The ECT was applied to assess the disparity between what was expected from students and their actual learning experience in 1,295 activities offered in 36 cities of ten countries with organizational, community, research, cultural or international focus in 2018. Each activity had a faculty member and multidisciplinary teams to address an authentic situation during one full-time week. A total of 929 students answered a Perceived Value Questionnaire to measure 14 transversal competences categorized on five employability skills.

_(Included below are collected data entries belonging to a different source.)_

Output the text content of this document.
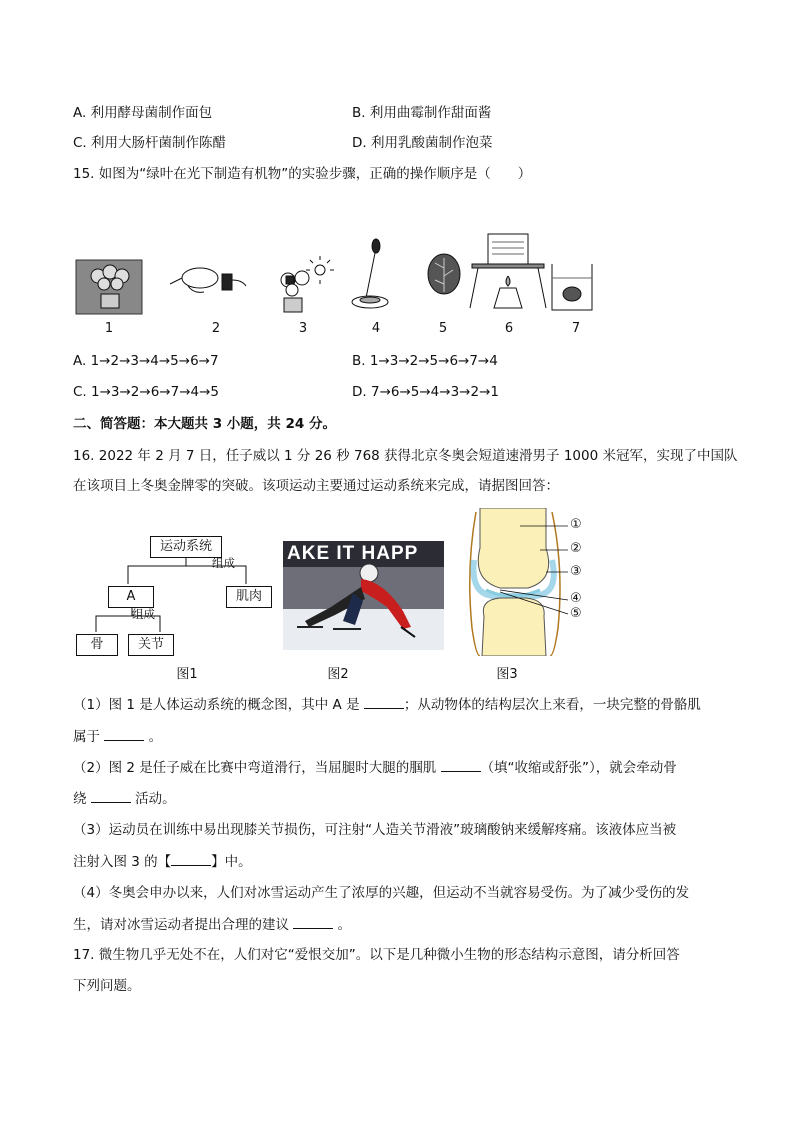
A. 利用酵母菌制作面包	B. 利用曲霉制作甜面酱
C. 利用大肠杆菌制作陈醋	D. 利用乳酸菌制作泡菜
15. 如图为“绿叶在光下制造有机物”的实验步骤，正确的操作顺序是（　　）
1	2	3	4	5	6	7
A. 1→2→3→4→5→6→7	B. 1→3→2→5→6→7→4
C. 1→3→2→6→7→4→5	D. 7→6→5→4→3→2→1
二、简答题：本大题共 3 小题，共 24 分。
16. 2022 年 2 月 7 日，任子威以 1 分 26 秒 768 获得北京冬奥会短道速滑男子 1000 米冠军，实现了中国队
在该项目上冬奥金牌零的突破。该项运动主要通过运动系统来完成，请据图回答：
运动系统
组成
A	肌肉
组成
骨	关节
图1
AKE IT HAPP
图2
①
②
③
④
⑤
图3
（1）图 1 是人体运动系统的概念图，其中 A 是	；从动物体的结构层次上来看，一块完整的骨骼肌
属于	。
（2）图 2 是任子威在比赛中弯道滑行，当屈腿时大腿的腘肌	（填“收缩或舒张”），就会牵动骨
绕	活动。
（3）运动员在训练中易出现膝关节损伤，可注射“人造关节滑液”玻璃酸钠来缓解疼痛。该液体应当被
注射入图 3 的【	】中。
（4）冬奥会申办以来，人们对冰雪运动产生了浓厚的兴趣，但运动不当就容易受伤。为了减少受伤的发
生，请对冰雪运动者提出合理的建议	。
17. 微生物几乎无处不在，人们对它“爱恨交加”。以下是几种微小生物的形态结构示意图，请分析回答
下列问题。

Achievements were statistically higher than expectations in 5 out of 14 transversal competences. The perceived value of the i-Week reflects the impact on soft skills: self-skills, personal, learning, social and systemic. The evidence of this study is useful as an input for improvement in both individual and institutional instructional strategies. The paper proposed an integrated model to learn these competences from action learning experiences.